Restoration should be seen as a tool for adding seed plants to an
area. Upland forests that have been repeatedly clearcut might be
lacking in hemlock or white pine. Old-field white spruce stands create
excellent opportunities to add high value species and introduce rarer
plants. Though initially expensive, if the idea of "seeding"
is kept in mind, restoration is actually quite affordable. What you
successfully plant should later spread by natural methods and the
large-scale costs diminish significantly. At Macphail Woods, the young
yellow birch, white ash and striped maple trees we planted are already
producing seed, as are the shrubs that we have added to improve
biodiversity and food supply.
One way that woodlot owners can be involved in this restoration is
by working on their own property, or a community watershed project. My
own farm has some mixed hardwood stands in relatively good health and
fields that have grown up predominantly in white spruce. My partner
and I have been harvesting firewood in small blocks, removing severely
cankered beech, and poorly shaped red maple. These areas are now
opportunities to plant white pine, yellow birch, hemlock, or other
late-successional species, which we embrace with gusto. The spruce
will be harvested in small blocks, where we will again look at
planting with those species and others such as white ash and red oak.
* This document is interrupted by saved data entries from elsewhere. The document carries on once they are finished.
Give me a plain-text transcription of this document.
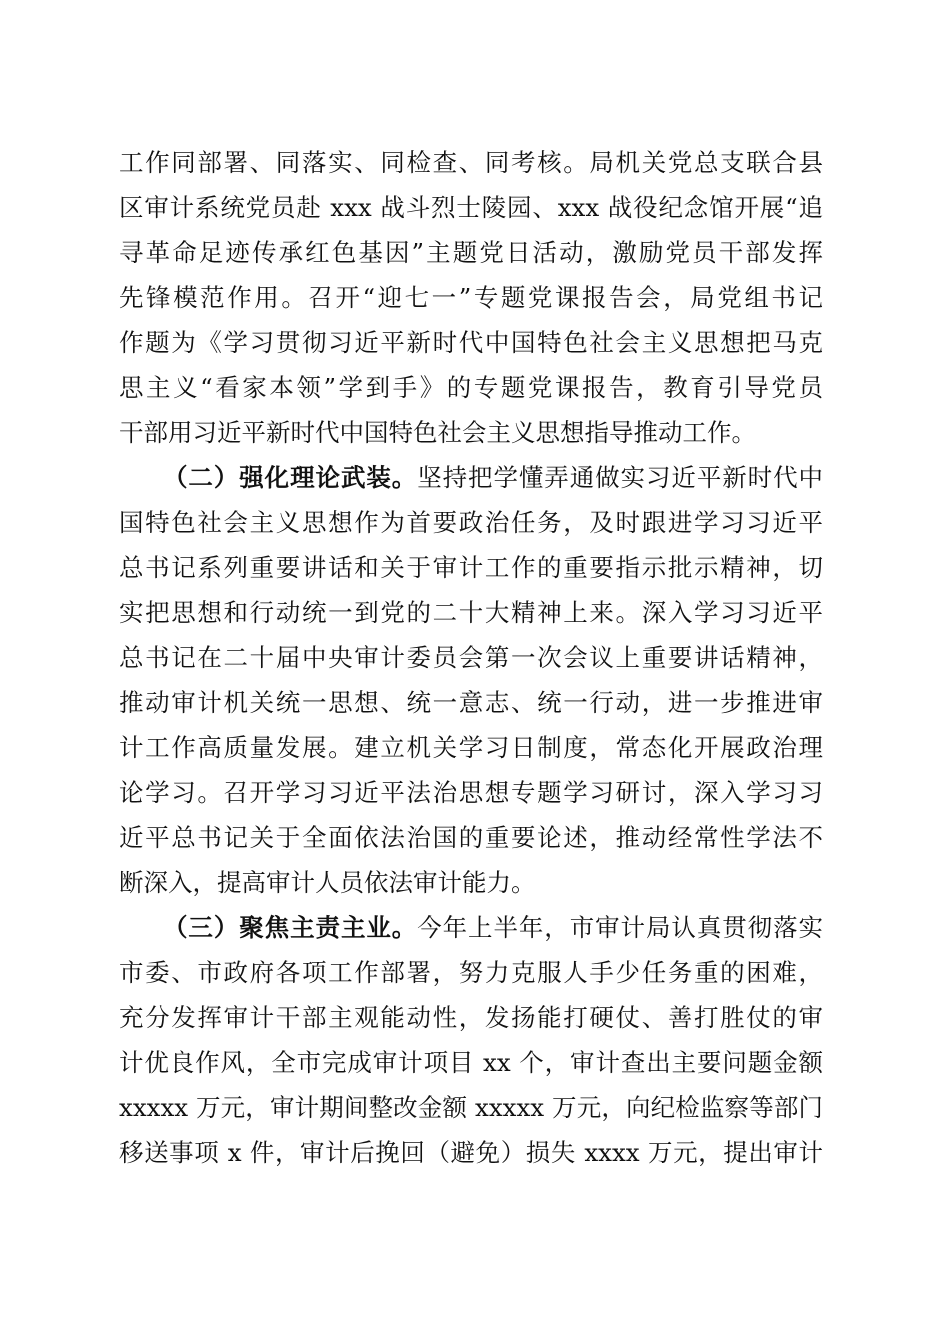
工作同部署、同落实、同检查、同考核。局机关党总支联合县
区审计系统党员赴 xxx 战斗烈士陵园、xxx 战役纪念馆开展“追
寻革命足迹传承红色基因”主题党日活动，激励党员干部发挥
先锋模范作用。召开“迎七一”专题党课报告会，局党组书记
作题为《学习贯彻习近平新时代中国特色社会主义思想把马克
思主义“看家本领”学到手》的专题党课报告，教育引导党员
干部用习近平新时代中国特色社会主义思想指导推动工作。
（二）强化理论武装。坚持把学懂弄通做实习近平新时代中
国特色社会主义思想作为首要政治任务，及时跟进学习习近平
总书记系列重要讲话和关于审计工作的重要指示批示精神，切
实把思想和行动统一到党的二十大精神上来。深入学习习近平
总书记在二十届中央审计委员会第一次会议上重要讲话精神，
推动审计机关统一思想、统一意志、统一行动，进一步推进审
计工作高质量发展。建立机关学习日制度，常态化开展政治理
论学习。召开学习习近平法治思想专题学习研讨，深入学习习
近平总书记关于全面依法治国的重要论述，推动经常性学法不
断深入，提高审计人员依法审计能力。
（三）聚焦主责主业。今年上半年，市审计局认真贯彻落实
市委、市政府各项工作部署，努力克服人手少任务重的困难，
充分发挥审计干部主观能动性，发扬能打硬仗、善打胜仗的审
计优良作风，全市完成审计项目 xx 个，审计查出主要问题金额
xxxxx 万元，审计期间整改金额 xxxxx 万元，向纪检监察等部门
移送事项 x 件，审计后挽回（避免）损失 xxxx 万元，提出审计
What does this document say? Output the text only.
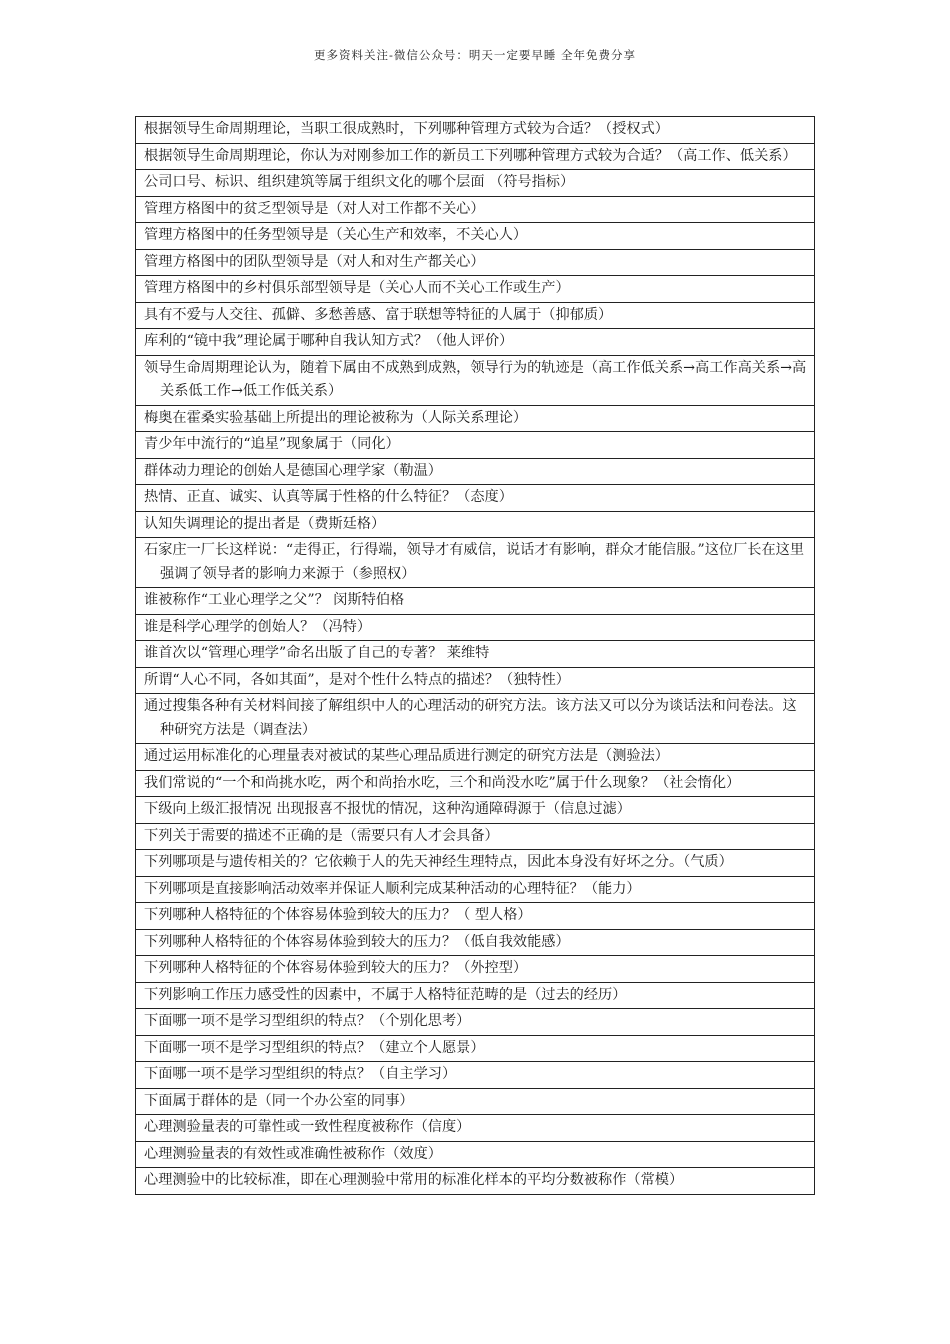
更多资料关注-微信公众号：明天一定要早睡 全年免费分享
根据领导生命周期理论，当职工很成熟时，下列哪种管理方式较为合适？（授权式）
根据领导生命周期理论，你认为对刚参加工作的新员工下列哪种管理方式较为合适？（高工作、低关系）
公司口号、标识、组织建筑等属于组织文化的哪个层面 （符号指标）
管理方格图中的贫乏型领导是（对人对工作都不关心）
管理方格图中的任务型领导是（关心生产和效率，不关心人）
管理方格图中的团队型领导是（对人和对生产都关心）
管理方格图中的乡村俱乐部型领导是（关心人而不关心工作或生产）
具有不爱与人交往、孤僻、多愁善感、富于联想等特征的人属于（抑郁质）
库利的“镜中我”理论属于哪种自我认知方式？（他人评价）
领导生命周期理论认为，随着下属由不成熟到成熟，领导行为的轨迹是（高工作低关系→高工作高关系→高关系低工作→低工作低关系）
梅奥在霍桑实验基础上所提出的理论被称为（人际关系理论）
青少年中流行的“追星”现象属于（同化）
群体动力理论的创始人是德国心理学家（勒温）
热情、正直、诚实、认真等属于性格的什么特征？（态度）
认知失调理论的提出者是（费斯廷格）
石家庄一厂长这样说：“走得正，行得端，领导才有威信，说话才有影响，群众才能信服。”这位厂长在这里强调了领导者的影响力来源于（参照权）
谁被称作“工业心理学之父”？ 闵斯特伯格
谁是科学心理学的创始人？（冯特）
谁首次以“管理心理学”命名出版了自己的专著？ 莱维特
所谓“人心不同，各如其面”，是对个性什么特点的描述？（独特性）
通过搜集各种有关材料间接了解组织中人的心理活动的研究方法。该方法又可以分为谈话法和问卷法。这种研究方法是（调查法）
通过运用标准化的心理量表对被试的某些心理品质进行测定的研究方法是（测验法）
我们常说的“一个和尚挑水吃，两个和尚抬水吃，三个和尚没水吃”属于什么现象？（社会惰化）
下级向上级汇报情况 出现报喜不报忧的情况，这种沟通障碍源于（信息过滤）
下列关于需要的描述不正确的是（需要只有人才会具备）
下列哪项是与遗传相关的？它依赖于人的先天神经生理特点，因此本身没有好坏之分。（气质）
下列哪项是直接影响活动效率并保证人顺利完成某种活动的心理特征？（能力）
下列哪种人格特征的个体容易体验到较大的压力？（ 型人格）
下列哪种人格特征的个体容易体验到较大的压力？（低自我效能感）
下列哪种人格特征的个体容易体验到较大的压力？（外控型）
下列影响工作压力感受性的因素中，不属于人格特征范畴的是（过去的经历）
下面哪一项不是学习型组织的特点？（个别化思考）
下面哪一项不是学习型组织的特点？（建立个人愿景）
下面哪一项不是学习型组织的特点？（自主学习）
下面属于群体的是（同一个办公室的同事）
心理测验量表的可靠性或一致性程度被称作（信度）
心理测验量表的有效性或准确性被称作（效度）
心理测验中的比较标准，即在心理测验中常用的标准化样本的平均分数被称作（常模）
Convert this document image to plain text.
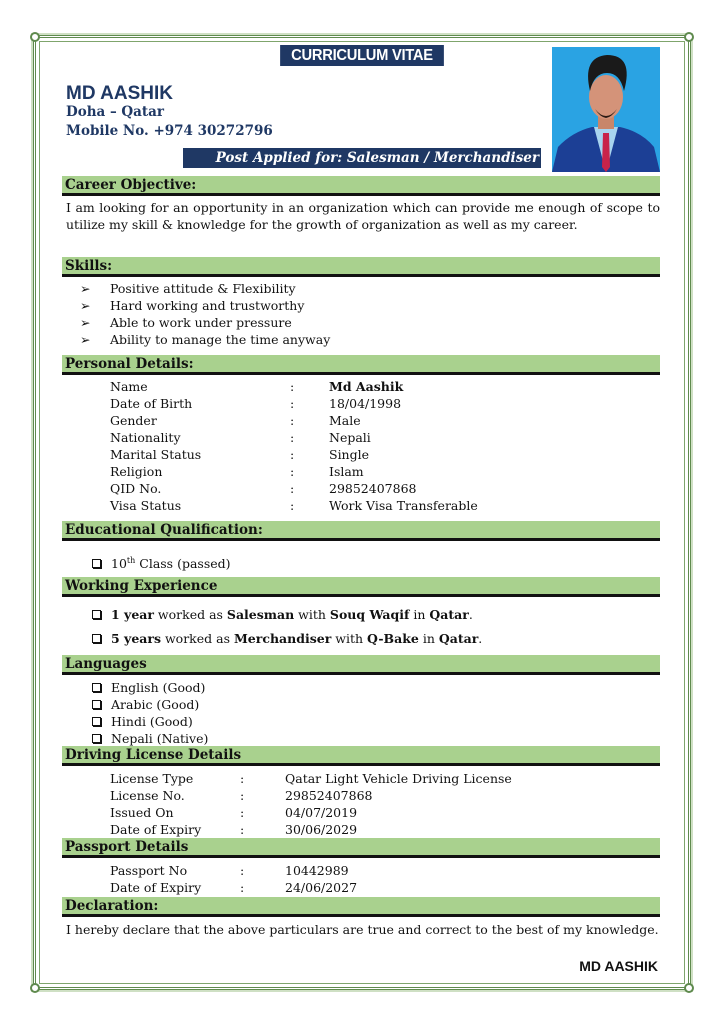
CURRICULUM VITAE
MD AASHIK
Doha – Qatar
Mobile No. +974 30272796
Post Applied for: Salesman / Merchandiser
Career Objective:
I am looking for an opportunity in an organization which can provide me enough of scope to utilize my skill & knowledge for the growth of organization as well as my career.
Skills:
➢ Positive attitude & Flexibility
➢ Hard working and trustworthy
➢ Able to work under pressure
➢ Ability to manage the time anyway
Personal Details:
Name	:	Md Aashik
Date of Birth	:	18/04/1998
Gender	:	Male
Nationality	:	Nepali
Marital Status	:	Single
Religion	:	Islam
QID No.	:	29852407868
Visa Status	:	Work Visa Transferable
Educational Qualification:
10th Class (passed)
Working Experience
1 year worked as Salesman with Souq Waqif in Qatar.
5 years worked as Merchandiser with Q-Bake in Qatar.
Languages
English (Good)
Arabic (Good)
Hindi (Good)
Nepali (Native)
Driving License Details
License Type	:	Qatar Light Vehicle Driving License
License No.	:	29852407868
Issued On	:	04/07/2019
Date of Expiry	:	30/06/2029
Passport Details
Passport No	:	10442989
Date of Expiry	:	24/06/2027
Declaration:
I hereby declare that the above particulars are true and correct to the best of my knowledge.
MD AASHIK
In both areas, we will allow trees to get old, die and fall to the
ground. The importance of wildlife trees is deeply ingrained in our
style of forest management. In this way, we hope to restore a small
piece of the original Acadian forest.
Whether restoring a forest, planting a windbreak, or naturalizing a
lawn, native plants are good choices--they have adapted to the
climatic conditions of the area and serve a variety of functions
within the ecosystem. Most are proven performers--hardy, fitting into
a wide variety of habitats, valuable to wildlife, useful for
stabilizing stream banks and/or controlling soil erosion. We are
building whole landscape designs around hemlock, eastern white cedar,
witch hazel, serviceberry, red oak, bay, red osier dogwood and many
other native plants that are as beautiful as any imports.
A good starting point to restoring biodiversity is to carefully
match the plant to the site. It makes little sense to plant a
sun-loving tree in the shade or a shrub that will not tolerate wet
feet along a stream. If you use common sense and caution when planning
and planting, you won't go too far wrong.